The most magical time of year is when the spiked seed shells of the horse chestnut tree start hanging amongst the leaves.
Inside lies one of natures most magical hidden gems: the not-so majestically named conkers.
I’ve loved collecting conkers for as long as I can remember. From making my Dad pull over in the car on the drive home from school to raid a particularly large tree, to getting various belongings stuck in the branches as a teenager, after hurling my wallet, keys or whatever else I could throw up into the air to knock down a particularly big one.
Even as an adult (allegedly!), I can’t resist a shiny, round and golden brown conker glistening through the leaves.

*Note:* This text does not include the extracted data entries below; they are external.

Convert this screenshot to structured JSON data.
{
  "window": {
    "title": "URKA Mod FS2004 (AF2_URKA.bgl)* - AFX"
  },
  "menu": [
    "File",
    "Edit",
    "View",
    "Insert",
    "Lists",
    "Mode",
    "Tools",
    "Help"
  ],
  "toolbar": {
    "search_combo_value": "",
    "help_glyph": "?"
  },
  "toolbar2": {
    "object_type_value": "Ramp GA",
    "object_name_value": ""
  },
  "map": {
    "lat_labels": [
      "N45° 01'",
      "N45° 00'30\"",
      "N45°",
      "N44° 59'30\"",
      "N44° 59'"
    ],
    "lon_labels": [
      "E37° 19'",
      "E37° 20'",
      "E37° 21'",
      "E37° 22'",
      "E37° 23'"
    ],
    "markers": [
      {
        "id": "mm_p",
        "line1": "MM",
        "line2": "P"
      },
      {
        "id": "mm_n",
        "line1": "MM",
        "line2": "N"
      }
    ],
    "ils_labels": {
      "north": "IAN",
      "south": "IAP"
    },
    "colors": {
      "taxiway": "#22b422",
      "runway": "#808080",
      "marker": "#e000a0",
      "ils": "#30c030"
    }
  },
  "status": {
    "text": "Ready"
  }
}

My grandmother always said they keep away spiders, so naturally we had to stock up on a few on a recent wander.
They lie in soft white beds coated with sharp, hard spikes, keeping them safe and hidden until their shining shells glint in the sunlight, giving away their hiding place to eagled eyed collectors who can’t resist leaving the woods with pockets full.
There’s something extra special about the fact that the horse chestnut trees are always the first to turn too. The first crispy, orange leaves on the ground in September will have no doubt fallen along with the conkers.
It may be a fairly childish pursuit to some, but nothing makes me happier on a cool September afternoon than gathering a basket full of the jewels of autumn.